Mr. Fink again states that he has not heard from any clients that they want to be in crypto. You can develop your own conclusion with what he says, but I believe that he may not be showing all of his cards.

The Elephant in the Room: Insurance for Crypto Assets:

Bloomberg published an article recently uncovering the quite side of insurance for cryptocurrency storage. AIG, Chubb, XL, and Aon are a few of the tycoons quietly, and quickly, building their portfolios for insuring the cryptocurrency markets. Read the full article on Bloomberg.

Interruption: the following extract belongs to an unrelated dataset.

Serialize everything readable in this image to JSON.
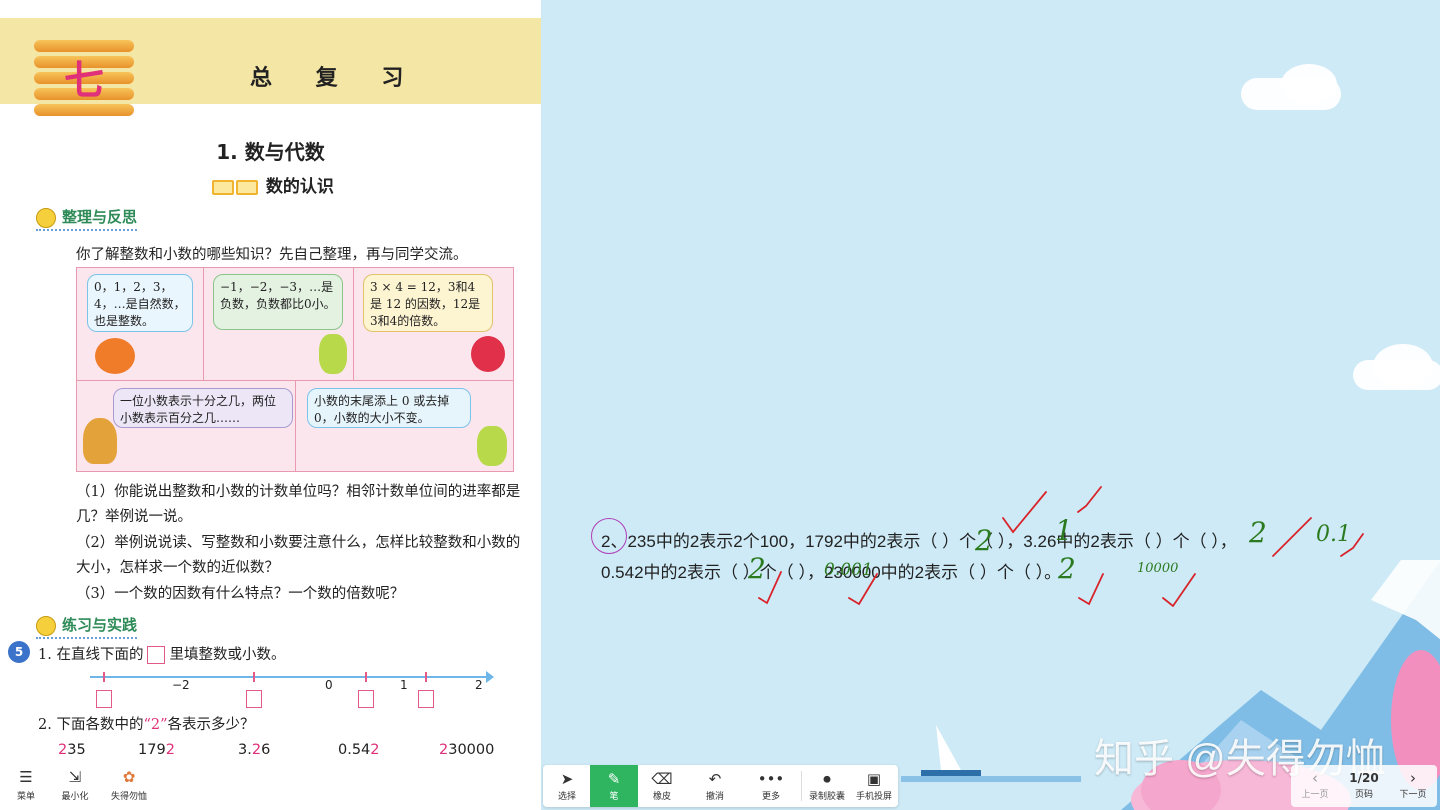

Some quick market research on cryptocurrency topics show that this asset class is quickly becoming an allure to not only the original crew of techies, but to the financial institutions that our economies rely on.

The Final Take:

There is an incredible amount of information and misinformation to be found with regard to cryptocurrencies. From where I stand, I prefer to look at the digital assets underlying use case. Where is the news around not only the coin, but the institutions that play a part in making it available? Even then, some digital currencies exist today, that may not exist in the future. Regulators may come down with one fell swoop and knock some (or many) coins/ICOs/tokens out of existence.

If you are reading blogs such as this, you are obviously intrigued with the idea that the cryptocurrency market is ripe for the picking. It is my intrigue with this new asset class that has me writing this blog and providing the insights that I find.

Read. A lot.

Look for information that allows you to place an educated bet. I can tell you that with the onslaught of new cryptocurrencies and ICOs (Initial Coin Offerings), there are many bogus attempts to lure people’s money into worthless coin purchases. Look at the structure of the crypto asset and use your reasoning to determine which tokens you want to get into.

CoinMarketCap provides an extensive listing of available coins. Currently, there are 1,656 coins listed and prices range from fractions of a cent to thousands of dollars. However, not each of the coins listed is available through the same platform. In some cases, you need to discover an exchange method for purchasing a specific coin. This could very likely mean buying a token on a platform like Coinbase and exchanging that coin for another coin, which you hold in a wallet. This is a major reason why people are finding it difficult to get in the crypto currency asset pool.

My approach to investing in crypto assets will likely be different from your approach. I would never tell someone to do something that they were uncomfortable with or that I would not do myself, so you need to rely on your own judgement when determining the level of investment risk that you are willing to expose yourself to, if any.

The cryptocurrency market is global, but regulated differently by the country you reside in. You may be able to set up some accounts in one country that you are unable to use in another.

For example, DX.Exchange is an institutional and individual trading platform sitting on NASDAQ’s technology. Though NASDAQ is based in NYC, DX.Exchange is based in Estonia and will be regulated by the Estonia Financial Supervision Authority. The regulatory issues keeps the US usability of this platform at zero, as of now.

 

NOTE: As the domain name of this site suggests, the content my blog posts are opinion and not investment advice of any kind. Do your own research before making any decisions to invest (or not to invest). I am not a financial advisor. I am simply sharing information I gather from across the web, news, and media outlets and drawing my own possible conclusions.